Wholeness, continued Woertz, is not always encouraged in business: “I remember once someone said to a colleague of mine, ‘I wish you were more like Pat. You can’t even tell she has a family.’ Isn’t that sad?” Since then, Woertz said, she has made a special effort not just to bring more of herself — including her family experience, which is a large part of her life — to her work, but also to encourage others to do the same and establishing a culture of open communication.

ADM is a Decatur, Ill.-based agricultural processor with offices and operations around the world. Woertz attributed much of the company’s growth to its ability to innovate: “Innovation is an interesting word. Some people think it’s just for scientists,” she said, but everyone from entry-level worker to engineer to farmer to manager can change the industry if they keep their eyes and minds open to new ideas. “If you think about what innovation is, it’s thinking outside our ‘heads-down’ mentality.”

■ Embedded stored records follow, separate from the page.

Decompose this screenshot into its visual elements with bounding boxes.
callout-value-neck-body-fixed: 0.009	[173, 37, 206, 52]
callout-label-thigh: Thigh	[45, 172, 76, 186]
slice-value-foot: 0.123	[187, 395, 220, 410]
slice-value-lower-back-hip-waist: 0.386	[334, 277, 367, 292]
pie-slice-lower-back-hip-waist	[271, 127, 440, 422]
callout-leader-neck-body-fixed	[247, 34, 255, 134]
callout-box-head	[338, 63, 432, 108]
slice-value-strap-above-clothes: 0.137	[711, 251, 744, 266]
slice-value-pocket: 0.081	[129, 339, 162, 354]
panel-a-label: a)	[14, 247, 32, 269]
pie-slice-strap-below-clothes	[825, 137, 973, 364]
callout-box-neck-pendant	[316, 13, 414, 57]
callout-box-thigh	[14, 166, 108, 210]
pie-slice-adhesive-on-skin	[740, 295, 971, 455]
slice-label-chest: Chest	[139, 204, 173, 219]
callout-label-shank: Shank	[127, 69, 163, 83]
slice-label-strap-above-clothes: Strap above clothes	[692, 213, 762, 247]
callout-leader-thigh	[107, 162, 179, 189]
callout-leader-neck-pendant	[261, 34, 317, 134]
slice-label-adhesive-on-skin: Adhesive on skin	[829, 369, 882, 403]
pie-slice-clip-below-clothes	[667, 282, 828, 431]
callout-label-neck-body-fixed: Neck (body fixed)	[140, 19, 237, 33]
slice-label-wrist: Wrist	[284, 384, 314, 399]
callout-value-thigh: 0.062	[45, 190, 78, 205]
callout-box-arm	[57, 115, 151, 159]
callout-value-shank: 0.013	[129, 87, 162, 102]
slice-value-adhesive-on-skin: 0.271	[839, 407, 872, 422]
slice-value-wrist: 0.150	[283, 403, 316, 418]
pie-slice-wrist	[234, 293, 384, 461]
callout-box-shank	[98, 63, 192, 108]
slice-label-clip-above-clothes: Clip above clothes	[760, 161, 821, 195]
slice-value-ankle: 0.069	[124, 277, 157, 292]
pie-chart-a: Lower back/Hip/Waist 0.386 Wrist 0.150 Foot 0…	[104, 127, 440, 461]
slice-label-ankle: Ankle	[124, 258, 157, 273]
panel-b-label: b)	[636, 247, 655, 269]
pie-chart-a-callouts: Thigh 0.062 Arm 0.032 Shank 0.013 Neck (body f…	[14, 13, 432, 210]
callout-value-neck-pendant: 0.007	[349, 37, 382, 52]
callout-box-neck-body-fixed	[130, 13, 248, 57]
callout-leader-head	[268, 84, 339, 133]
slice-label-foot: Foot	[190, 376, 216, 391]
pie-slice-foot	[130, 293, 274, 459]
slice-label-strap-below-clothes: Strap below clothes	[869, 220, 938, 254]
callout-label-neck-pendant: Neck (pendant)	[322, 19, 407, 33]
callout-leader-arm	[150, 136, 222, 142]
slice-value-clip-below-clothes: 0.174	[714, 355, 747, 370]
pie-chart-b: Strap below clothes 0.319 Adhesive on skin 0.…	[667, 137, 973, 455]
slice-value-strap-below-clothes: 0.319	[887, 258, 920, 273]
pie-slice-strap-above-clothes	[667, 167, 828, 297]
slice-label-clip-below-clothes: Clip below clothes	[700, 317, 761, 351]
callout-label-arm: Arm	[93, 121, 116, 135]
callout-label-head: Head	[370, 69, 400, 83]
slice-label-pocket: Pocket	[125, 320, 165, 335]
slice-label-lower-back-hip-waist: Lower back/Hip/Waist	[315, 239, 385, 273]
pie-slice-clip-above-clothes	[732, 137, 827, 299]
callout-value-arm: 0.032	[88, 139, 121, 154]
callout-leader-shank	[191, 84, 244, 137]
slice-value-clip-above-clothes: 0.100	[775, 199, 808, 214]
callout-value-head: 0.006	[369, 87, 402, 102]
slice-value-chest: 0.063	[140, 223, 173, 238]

When asked to comment on the still uncommon experience of being a woman and the president and CEO of a Fortune 500 company, Woertz, who joined ADM last May following a long career at Chevron, observed that successful women in business are often said erroneously to be successful “because of or in spite of” their gender. “I don’t think it’s either of those things,” said Woertz, ranked No. 4 on Fortune magazine’s 2006 list of the “50 Most Powerful Women” (she ranked No. 7 on a similar list produced by Forbes last year). “I think it’s all about leadership, period. I’m not sure gender comes into it a whole lot.”

Woertz also said great leaders go beyond launching successful products, increasing profits or whatever their stated goals may be. “It’s always a cross between getting the right results and getting them the right way … I don’t think you can give up on either side of that.”